The "proof" comes from U.S. Testing Co., Market Research Inc. of Wheeling, Ill. The company, which performs consumer tests for Chrysler, Ford and many other clients, bought new Plymouth Acclaims, Dodge Spirits, Plymouth Sundances, Dodge Shadows, Honda Accords and Honda Civics.

Then researchers, who did not say for whom they were working, paid 200 new-car shoppers in Los Angeles to drive the cars for a short distance through Brentwood and along the San Diego Freeway and then to answer some questions.

By a margin of 4 to 1, the test drivers preferred the Plymouths and Dodges to the Hondas. Iacocca said that even he was surprised by the results.

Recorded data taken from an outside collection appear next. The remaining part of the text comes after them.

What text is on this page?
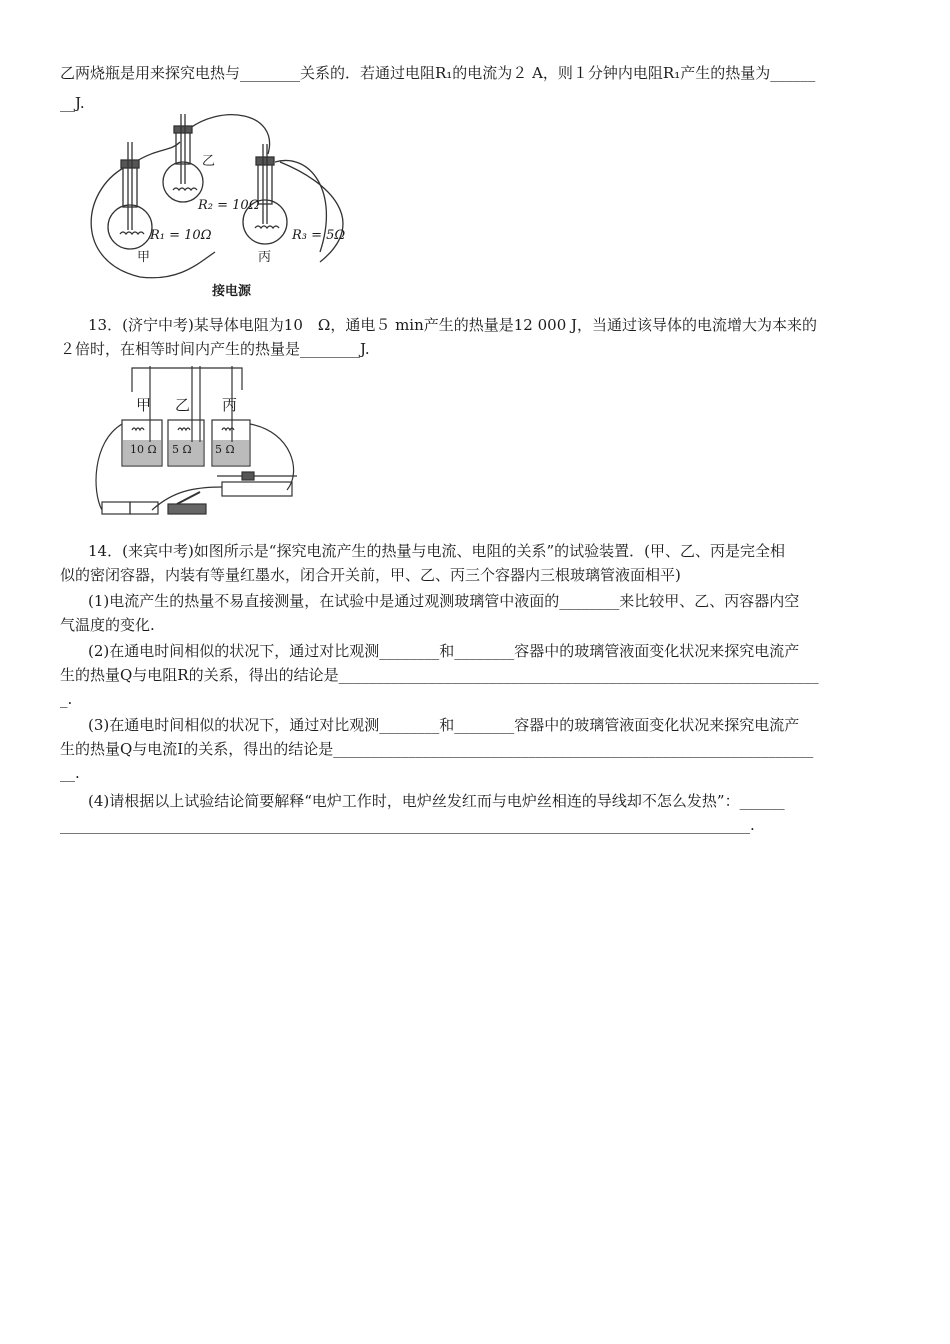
乙两烧瓶是用来探究电热与________关系的．若通过电阻R₁的电流为２ A，则１分钟内电阻R₁产生的热量为______
__J.
乙
R₂ = 10Ω
R₁ = 10Ω	R₃ = 5Ω
甲	丙
接电源
13．(济宁中考)某导体电阻为10　Ω，通电５ min产生的热量是12 000 J，当通过该导体的电流增大为本来的
２倍时，在相等时间内产生的热量是________J.
甲 乙 丙
10 Ω 5 Ω 5 Ω
14．(来宾中考)如图所示是“探究电流产生的热量与电流、电阻的关系”的试验装置．(甲、乙、丙是完全相
似的密闭容器，内装有等量红墨水，闭合开关前，甲、乙、丙三个容器内三根玻璃管液面相平)
(1)电流产生的热量不易直接测量，在试验中是通过观测玻璃管中液面的________来比较甲、乙、丙容器内空
气温度的变化.
(2)在通电时间相似的状况下，通过对比观测________和________容器中的玻璃管液面变化状况来探究电流产
生的热量Q与电阻R的关系，得出的结论是________________________________________________________________
_.
(3)在通电时间相似的状况下，通过对比观测________和________容器中的玻璃管液面变化状况来探究电流产
生的热量Q与电流I的关系，得出的结论是________________________________________________________________
__.
(4)请根据以上试验结论简要解释“电炉工作时，电炉丝发红而与电炉丝相连的导线却不怎么发热”：______
____________________________________________________________________________________________.
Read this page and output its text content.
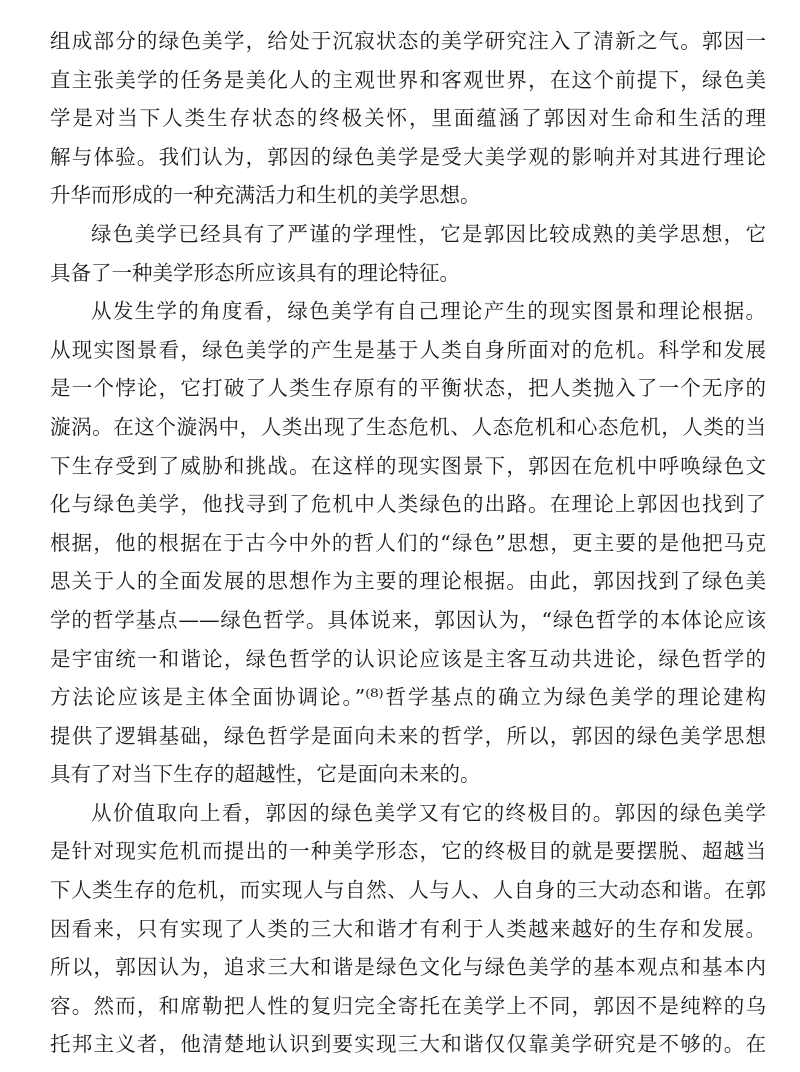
组成部分的绿色美学，给处于沉寂状态的美学研究注入了清新之气。郭因一
直主张美学的任务是美化人的主观世界和客观世界，在这个前提下，绿色美
学是对当下人类生存状态的终极关怀，里面蕴涵了郭因对生命和生活的理
解与体验。我们认为，郭因的绿色美学是受大美学观的影响并对其进行理论
升华而形成的一种充满活力和生机的美学思想。
绿色美学已经具有了严谨的学理性，它是郭因比较成熟的美学思想，它
具备了一种美学形态所应该具有的理论特征。
从发生学的角度看，绿色美学有自己理论产生的现实图景和理论根据。
从现实图景看，绿色美学的产生是基于人类自身所面对的危机。科学和发展
是一个悖论，它打破了人类生存原有的平衡状态，把人类抛入了一个无序的
漩涡。在这个漩涡中，人类出现了生态危机、人态危机和心态危机，人类的当
下生存受到了威胁和挑战。在这样的现实图景下，郭因在危机中呼唤绿色文
化与绿色美学，他找寻到了危机中人类绿色的出路。在理论上郭因也找到了
根据，他的根据在于古今中外的哲人们的“绿色”思想，更主要的是他把马克
思关于人的全面发展的思想作为主要的理论根据。由此，郭因找到了绿色美
学的哲学基点——绿色哲学。具体说来，郭因认为，“绿色哲学的本体论应该
是宇宙统一和谐论，绿色哲学的认识论应该是主客互动共进论，绿色哲学的
方法论应该是主体全面协调论。”⁽⁸⁾哲学基点的确立为绿色美学的理论建构
提供了逻辑基础，绿色哲学是面向未来的哲学，所以，郭因的绿色美学思想
具有了对当下生存的超越性，它是面向未来的。
从价值取向上看，郭因的绿色美学又有它的终极目的。郭因的绿色美学
是针对现实危机而提出的一种美学形态，它的终极目的就是要摆脱、超越当
下人类生存的危机，而实现人与自然、人与人、人自身的三大动态和谐。在郭
因看来，只有实现了人类的三大和谐才有利于人类越来越好的生存和发展。
所以，郭因认为，追求三大和谐是绿色文化与绿色美学的基本观点和基本内
容。然而，和席勒把人性的复归完全寄托在美学上不同，郭因不是纯粹的乌
托邦主义者，他清楚地认识到要实现三大和谐仅仅靠美学研究是不够的。在
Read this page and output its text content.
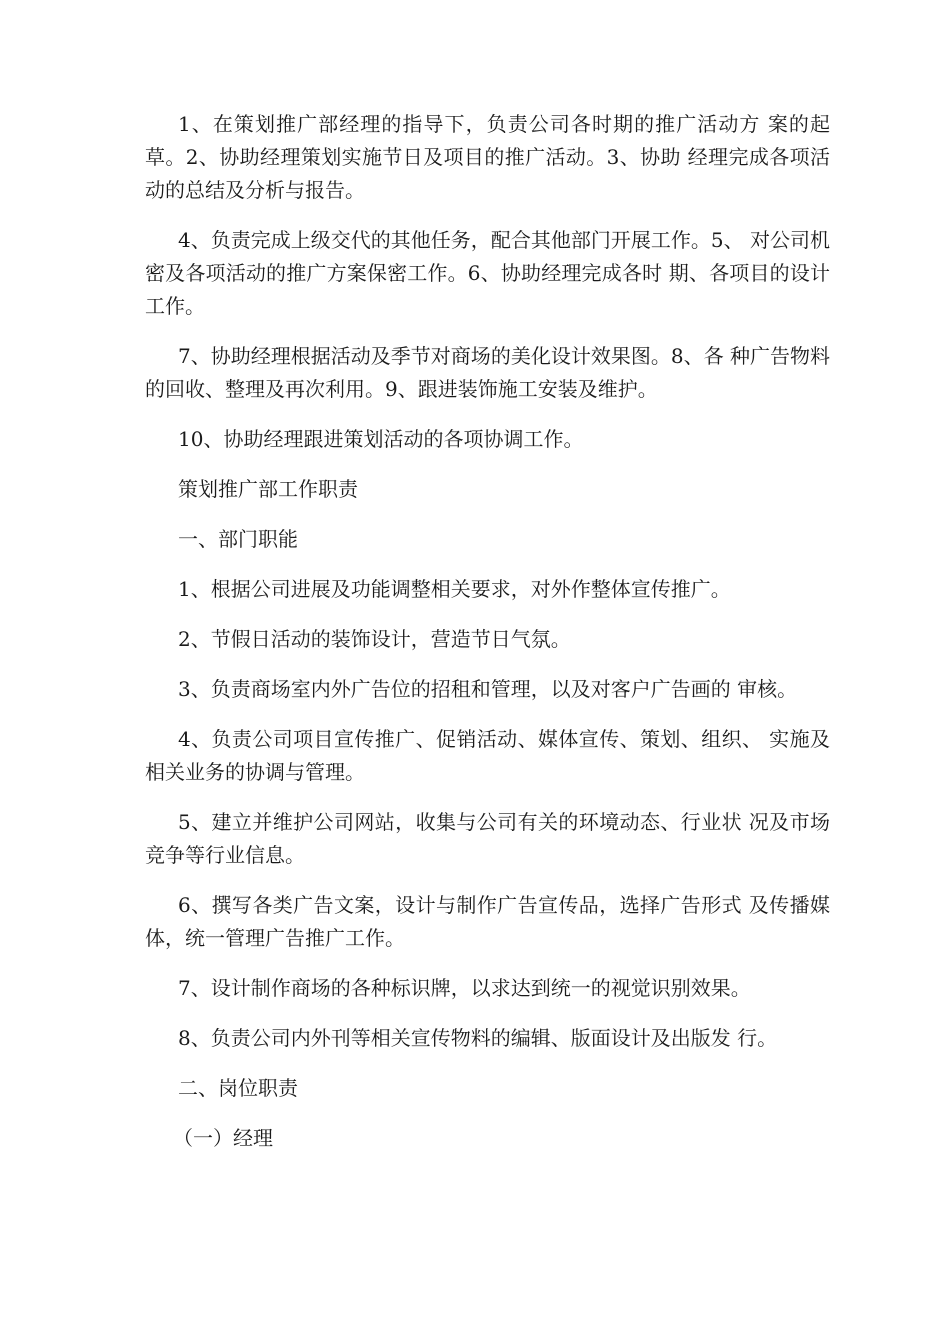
1、在策划推广部经理的指导下，负责公司各时期的推广活动方 案的起草。2、协助经理策划实施节日及项目的推广活动。3、协助 经理完成各项活动的总结及分析与报告。

4、负责完成上级交代的其他任务，配合其他部门开展工作。5、 对公司机密及各项活动的推广方案保密工作。6、协助经理完成各时 期、各项目的设计工作。

7、协助经理根据活动及季节对商场的美化设计效果图。8、各 种广告物料的回收、整理及再次利用。9、跟进装饰施工安装及维护。

10、协助经理跟进策划活动的各项协调工作。

策划推广部工作职责

一、部门职能

1、根据公司进展及功能调整相关要求，对外作整体宣传推广。

2、节假日活动的装饰设计，营造节日气氛。

3、负责商场室内外广告位的招租和管理，以及对客户广告画的 审核。

4、负责公司项目宣传推广、促销活动、媒体宣传、策划、组织、 实施及相关业务的协调与管理。

5、建立并维护公司网站，收集与公司有关的环境动态、行业状 况及市场竞争等行业信息。

6、撰写各类广告文案，设计与制作广告宣传品，选择广告形式 及传播媒体，统一管理广告推广工作。

7、设计制作商场的各种标识牌，以求达到统一的视觉识别效果。

8、负责公司内外刊等相关宣传物料的编辑、版面设计及出版发 行。

二、岗位职责

（一）经理
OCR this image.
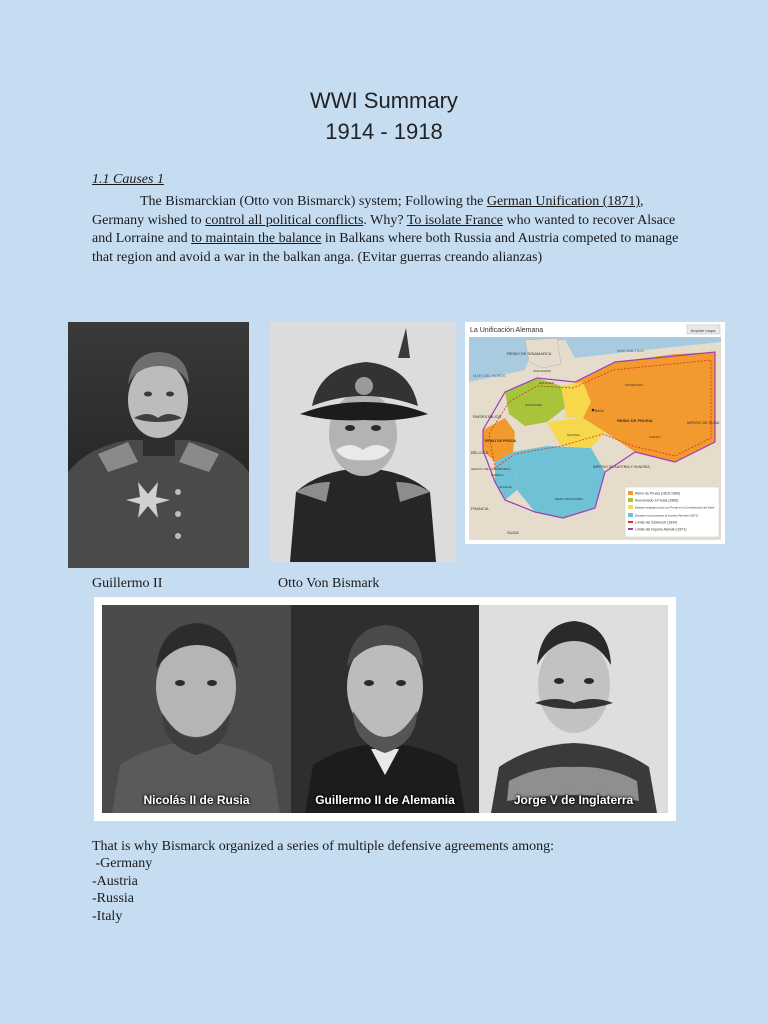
WWI Summary
1914 - 1918
1.1 Causes 1
The Bismarckian (Otto von Bismarck) system; Following the German Unification (1871), Germany wished to control all political conflicts. Why? To isolate France who wanted to recover Alsace and Lorraine and to maintain the balance in Balkans where both Russia and Austria competed to manage that region and avoid a war in the balkan anga. (Evitar guerras creando alianzas)
La Unificación Alemana	Ampliar mapa
Reino de Prusia (1815-1866)
Anexionado a Prusia (1866)
Estados integrados junto con Prusia en la Confederación del Norte
Estados incorporados al imperio Alemán (1871)
Límite del Zollverein (1834)
Límite del Imperio Alemán (1871)
REINO DE DINAMARCA
MAR BÁLTICO
MAR DEL NORTE
PAÍSES BAJOS
BÉLGICA
REINO DE PRUSIA
REINO DE PRUSIA
IMPERIO DE RUSIA
IMPERIO DE AUSTRIA Y HUNGRÍA
FRANCIA
SUIZA
REINO DE BAVIERA
GRAN D. DE LUXEMBURGO
Berlín
POMERANIA
HOLSTEIN
SCHLESWIG
HANNOVER
SAJONIA	SILESIA
ALSACIA
LORENA
Guillermo II	Otto Von Bismark
Nicolás II de Rusia	Guillermo II de Alemania	Jorge V de Inglaterra
That is why Bismarck organized a series of multiple defensive agreements among:
-Germany
-Austria
-Russia
-Italy
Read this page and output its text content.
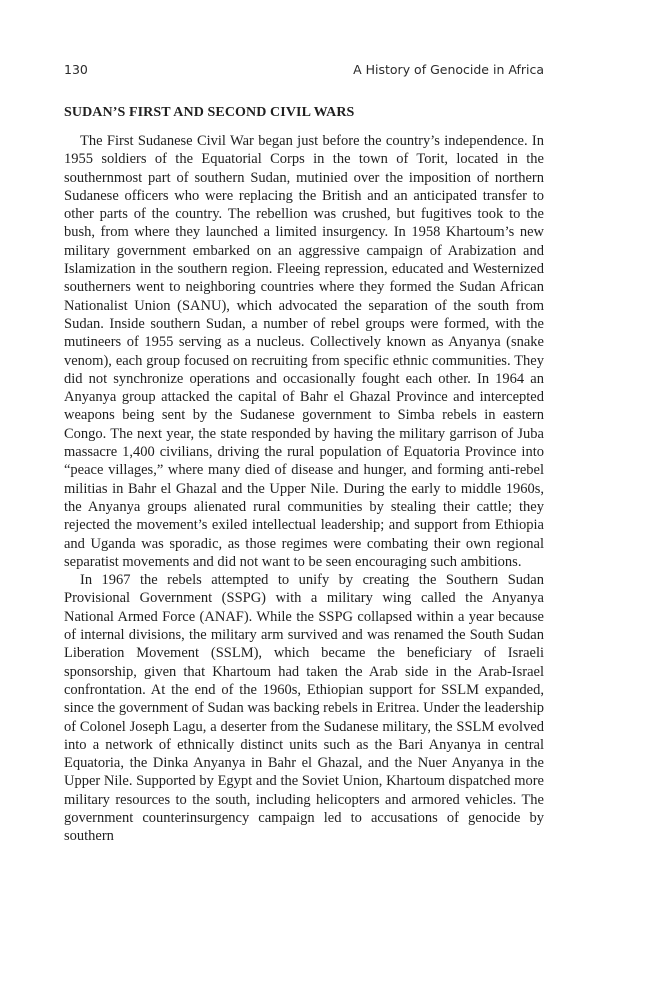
130	A History of Genocide in Africa
SUDAN’S FIRST AND SECOND CIVIL WARS

The First Sudanese Civil War began just before the country’s independence. In 1955 soldiers of the Equatorial Corps in the town of Torit, located in the southernmost part of southern Sudan, mutinied over the imposition of northern Sudanese officers who were replacing the British and an anticipated transfer to other parts of the country. The rebellion was crushed, but fugitives took to the bush, from where they launched a limited insurgency. In 1958 Khartoum’s new military government embarked on an aggressive campaign of Arabization and Islamization in the southern region. Fleeing repression, educated and Westernized southerners went to neighboring countries where they formed the Sudan African Nationalist Union (SANU), which advocated the separation of the south from Sudan. Inside southern Sudan, a number of rebel groups were formed, with the mutineers of 1955 serving as a nucleus. Collectively known as Anyanya (snake venom), each group focused on recruiting from specific ethnic communities. They did not synchronize operations and occasionally fought each other. In 1964 an Anyanya group attacked the capital of Bahr el Ghazal Province and intercepted weapons being sent by the Sudanese government to Simba rebels in eastern Congo. The next year, the state responded by having the military garrison of Juba massacre 1,400 civilians, driving the rural population of Equatoria Province into “peace villages,” where many died of disease and hunger, and forming anti-rebel militias in Bahr el Ghazal and the Upper Nile. During the early to middle 1960s, the Anyanya groups alienated rural communities by stealing their cattle; they rejected the movement’s exiled intellectual leadership; and support from Ethiopia and Uganda was sporadic, as those regimes were combating their own regional separatist movements and did not want to be seen encouraging such ambitions.

In 1967 the rebels attempted to unify by creating the Southern Sudan Provisional Government (SSPG) with a military wing called the Anyanya National Armed Force (ANAF). While the SSPG collapsed within a year because of internal divisions, the military arm survived and was renamed the South Sudan Liberation Movement (SSLM), which became the beneficiary of Israeli sponsorship, given that Khartoum had taken the Arab side in the Arab-Israel confrontation. At the end of the 1960s, Ethiopian support for SSLM expanded, since the government of Sudan was backing rebels in Eritrea. Under the leadership of Colonel Joseph Lagu, a deserter from the Sudanese military, the SSLM evolved into a network of ethnically distinct units such as the Bari Anyanya in central Equatoria, the Dinka Anyanya in Bahr el Ghazal, and the Nuer Anyanya in the Upper Nile. Supported by Egypt and the Soviet Union, Khartoum dispatched more military resources to the south, including helicopters and armored vehicles. The government counterinsurgency campaign led to accusations of genocide by southern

Why did these people prefer Chrysler products when so much other evidence, such as the Honda Accord's status as the best-selling car model in the United States, shows that Honda is more popular?

One clue is the way test subjects were screened: Only current owners of domestic models were selected. Moreover, while demographic data were not available, film clips appeared to portray older-than-average drivers. Both groups tend to demonstrate a predilection for domestic brands, said some market researchers.

In any case, the reaction of the test subjects reinforced the industry consensus that Chrysler cars have indeed improved significantly in the last few years.

But will that improvement sustain the company in the long run? For now, the marketplace appears to be saying no, though Iacocca insists that it is only because perceptions have not caught up with reality.

Brock Yates, a columnist for Car and Driver magazine who has written books on the industry, said Iacocca's "whole position, that the American public has an inferiority complex and doesn't know what it values, is nonsensical."

Yates added: "He sounds like a man who has run his string out, who is desperate."

Automotive consultants who specialize in long-term strategy contend that Chrysler's cars and trucks don't sell better because the company has not invested enough in new engines, transmissions, chassis or body styles.

The Chrysler minivan, which along with the Jeep has been the company's most profitable model since it was introduced in 1983, is facing serious competition from Toyota, GM and others. A restyled minivan coming later this year may help.

Clearly, Chrysler has not had as much money for development as the other large automakers. At the same time, Iacocca decided to spend part of what he had on Gulfstream Aircraft, financial service acquisitions and a $1 billion technology center.

Chrysler has spent hundreds of millions on rebates. Its unfunded pension liability is close to $3 billion, the largest in American industry, forcing the company to put tens of millions from its monthly cash flow into the pension fund.

Chrysler's cash and credit cushion could hold out for another year or two, most analysts say, if sales do not worsen further. But without another marketing miracle like the minivan, Iacocca, who is scheduled to retire at the end of 1991, may first be looking for a partner with deep pockets that can merge with his company.